Non sarà forse uno schiaffo per lui ascoltare parole, come libertà, tolleranza, comprensione, pace dopo aver osservato quell’ostilità reciproca generata e perpetrata da noi adulti che è sfociata in una spaccatura sociale ancora non ancora del tutto sanata? E infine che cosa penserà quando qualcuno leggerà l’Articolo 2 quello che sancisce il principio dell’uguaglianza e che recita “Gli Stati parti si impegnano a rispettare i diritti enunciati nella presente Convenzione e a garantirli a ogni fanciullo che dipende dalla loro giurisdizione, senza distinzione di sorta e a prescindere da ogni considerazione di razza, di colore, di sesso, di lingua, di religione, di opinione politica o altra del fanciullo o dei suoi genitori o rappresentanti legali, dalla loro origine nazionale, etnica o sociale, dalla loro situazione finanziaria, dalla loro incapacità, dalla loro nascita o da ogni altra circostanza. Gli Stati parti adottano tutti i provvedimenti appropriati affinché il fanciullo sia effettivamente tutelato contro ogni forma di discriminazione o di sanzione motivate dalla condizione sociale, dalle attività, opinioni professate o convinzioni dei suoi genitori, dei suoi rappresentanti legali o dei suoi familiari”? Come si sentirà quel bambino dopo aver dovuto pagare in prima persona per le scelte, le opinioni e le convinzioni dei propri genitori, tra l’altro legittime?
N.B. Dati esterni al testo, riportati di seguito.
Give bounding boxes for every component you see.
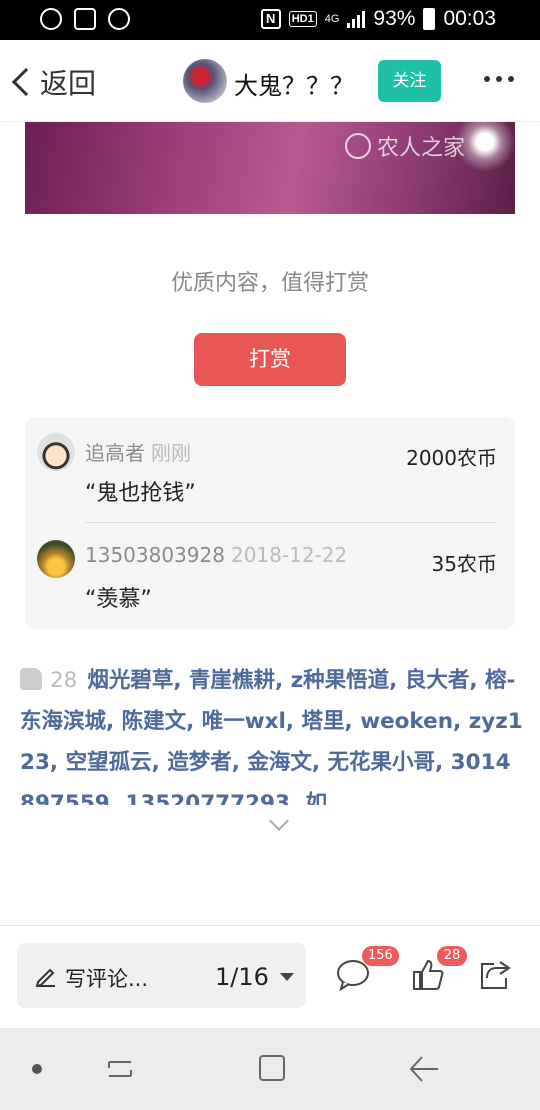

Come potrà celebrare con gioia questa giornata insieme ai suoi amici dopo essere stato usato vigliaccamente come un ostaggio, per punire chi per lui aveva preso, in buona fede, una determinata decisione? E gli adulti? Coloro che, con la loro indifferenza e in alcuni casi anche approvazione, hanno contribuito a calpestare o quanto meno ad ostacolare la piena realizzazione dei principi e dei valori espressi dalla Convenzione come vivranno questa giornata? Sarà forse un’occasione per riflettere su quanto avvenuto? Non credo, purtroppo. Nonostante l’orrore del green pass, almeno per i bambini, è terminato già da alcuni mesi, la strada da percorrere per compiere una riflessione collettiva che coinvolga tutti, vaccinati e non, sulle ingiustizie perpetrate per il bene delle generazioni future appare parecchio tortuosa.
Nessuno si è scusato, nemmeno con i bambini, ai quali noi adulti ripetiamo in continuazione di chiedere “scusa”. Eppure mi auguro che, in occasione di questa giornata, accanto alle solite celebrazioni autoreferenziali di scuole e istituzioni ci siano persone, magari un insegnante che guarda i suoi alunni finalmente sorridere o un genitore che dà la buonanotte ai suoi figli o semplicemente un adulto che osserva dei bambini giocare al parco, che rivolgono un pensiero ai ragazzi vittime del green pass con la consapevolezza che occorre fare i conti con il silenzio che gli adulti hanno mostrato nei confronti della loro sofferenza se si vuole costruire una vera cultura dei diritti dell’infanzia di cui ogni bambino si senta parte.